1) Surpopulation : le trop-plein. Ce titre du dossier d’Éléments n° 184 est sans équivoque. Entre ceux qui choisissent d’ignorer la bombe P et les autres qui en tirent la stupéfiante conclusion que les Européens devraient cesser d’avoir des enfants, Éléments a choisi une tierce voie. Fabien Niezgoda qui a dirigé ce dossier polémique s’en explique.
Peut-on dire que « chaque enfant né est un désastre écologique pour la planète toute entière » ?
FABIEN NIEZGODA. Être malthusien n’implique pas plus de jugement sur le bonheur d’une famille nombreuse que sur le choix d’un célibataire ou d’un couple sans enfant ; ce ne sont pas les personnes qui sont en cause, mais les pyramides des âges ou les courbes de population.
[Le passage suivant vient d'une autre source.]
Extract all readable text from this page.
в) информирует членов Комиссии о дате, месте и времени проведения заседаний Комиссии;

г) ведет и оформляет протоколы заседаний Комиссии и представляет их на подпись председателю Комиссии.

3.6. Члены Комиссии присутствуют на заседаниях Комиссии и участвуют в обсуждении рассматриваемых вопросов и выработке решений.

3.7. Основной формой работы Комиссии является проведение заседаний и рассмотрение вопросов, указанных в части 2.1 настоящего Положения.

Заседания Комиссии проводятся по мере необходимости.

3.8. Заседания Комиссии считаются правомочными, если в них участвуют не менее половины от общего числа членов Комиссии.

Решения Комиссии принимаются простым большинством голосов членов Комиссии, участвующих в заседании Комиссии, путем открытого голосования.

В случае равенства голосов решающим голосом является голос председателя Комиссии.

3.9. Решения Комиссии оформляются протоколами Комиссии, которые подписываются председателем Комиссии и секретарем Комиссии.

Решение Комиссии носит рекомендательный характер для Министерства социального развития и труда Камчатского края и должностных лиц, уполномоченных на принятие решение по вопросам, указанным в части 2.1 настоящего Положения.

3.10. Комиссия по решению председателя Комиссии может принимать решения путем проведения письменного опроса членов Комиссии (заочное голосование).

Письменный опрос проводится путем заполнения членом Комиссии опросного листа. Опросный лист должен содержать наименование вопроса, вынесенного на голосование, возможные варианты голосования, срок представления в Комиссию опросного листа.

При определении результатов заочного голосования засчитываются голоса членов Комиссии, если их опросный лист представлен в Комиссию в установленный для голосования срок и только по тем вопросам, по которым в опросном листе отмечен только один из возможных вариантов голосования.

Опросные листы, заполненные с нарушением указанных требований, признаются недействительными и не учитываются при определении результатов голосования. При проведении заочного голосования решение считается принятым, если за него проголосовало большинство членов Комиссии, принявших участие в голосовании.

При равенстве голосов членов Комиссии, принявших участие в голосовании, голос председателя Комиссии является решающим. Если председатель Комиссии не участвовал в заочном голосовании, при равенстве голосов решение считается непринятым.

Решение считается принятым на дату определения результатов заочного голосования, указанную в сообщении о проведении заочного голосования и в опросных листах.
Notre avenir démographique peut-il se résumer aux chiffres et statistiques que l’on s’envoie à la figure à chaque polémique ?
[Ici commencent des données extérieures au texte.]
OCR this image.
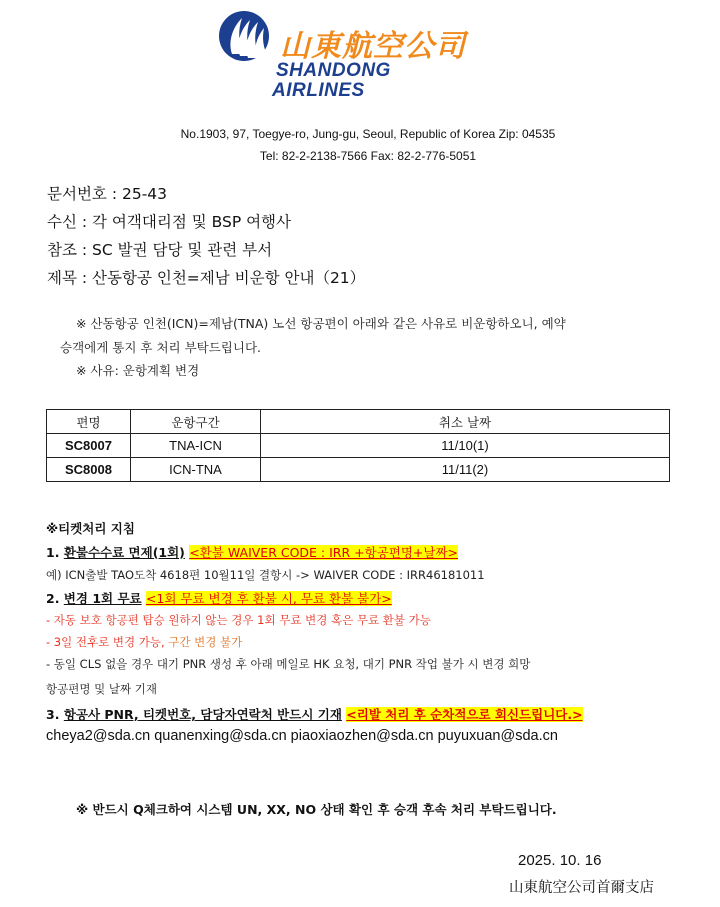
山東航空公司
SHANDONG
AIRLINES
No.1903, 97, Toegye-ro, Jung-gu, Seoul, Republic of Korea Zip: 04535
Tel: 82-2-2138-7566 Fax: 82-2-776-5051
문서번호 : 25-43
수신 : 각 여객대리점 및 BSP 여행사
참조 : SC 발권 담당 및 관련 부서
제목 : 산동항공 인천=제남 비운항 안내（21）
※ 산동항공 인천(ICN)=제남(TNA) 노선 항공편이 아래와 같은 사유로 비운항하오니, 예약
승객에게 통지 후 처리 부탁드립니다.
※ 사유: 운항계획 변경
편명	운항구간	취소 날짜
SC8007	TNA-ICN	11/10(1)
SC8008	ICN-TNA	11/11(2)
※티켓처리 지침
1. 환불수수료 면제(1회) <환불 WAIVER CODE : IRR +항공편명+날짜>
예) ICN출발 TAO도착 4618편 10월11일 결항시 -> WAIVER CODE : IRR46181011
2. 변경 1회 무료 <1회 무료 변경 후 환불 시, 무료 환불 불가>
- 자동 보호 항공편 탑승 원하지 않는 경우 1회 무료 변경 혹은 무료 환불 가능
- 3일 전후로 변경 가능, 구간 변경 불가
- 동일 CLS 없을 경우 대기 PNR 생성 후 아래 메일로 HK 요청, 대기 PNR 작업 불가 시 변경 희망
항공편명 및 날짜 기재
3. 항공사 PNR, 티켓번호, 담당자연락처 반드시 기재 <리발 처리 후 순차적으로 회신드립니다.>
cheya2@sda.cn quanenxing@sda.cn piaoxiaozhen@sda.cn puyuxuan@sda.cn
※ 반드시 Q체크하여 시스템 UN, XX, NO 상태 확인 후 승객 후속 처리 부탁드립니다.
2025. 10. 16
山東航空公司首爾支店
FABIEN NIEZGODA. L’approche comptable, qui mesure l’empreinte écologique ou tente de planifier l’alimentation de milliards d’hommes, est incontestablement nécessaire – on ne gagne rien à vouloir ignorer les limites physiques du monde – mais n’en est pas moins très réductrice et évacue trop souvent des questions essentielles : quelle organisation de la société, quel rapport au monde, quelle conception de la liberté restent compatibles avec tel niveau de population ? Gaston Bouthoul le soulignait : il ne s’agit pas tant de fixer de façon normative un optimum que d’admettre l’existence même d’une limite à ne pas dépasser.
Ce sont dans les pays ayant le solde démographique le plus bas que les thèses néo-malthusiennes ont le plus d’adeptes…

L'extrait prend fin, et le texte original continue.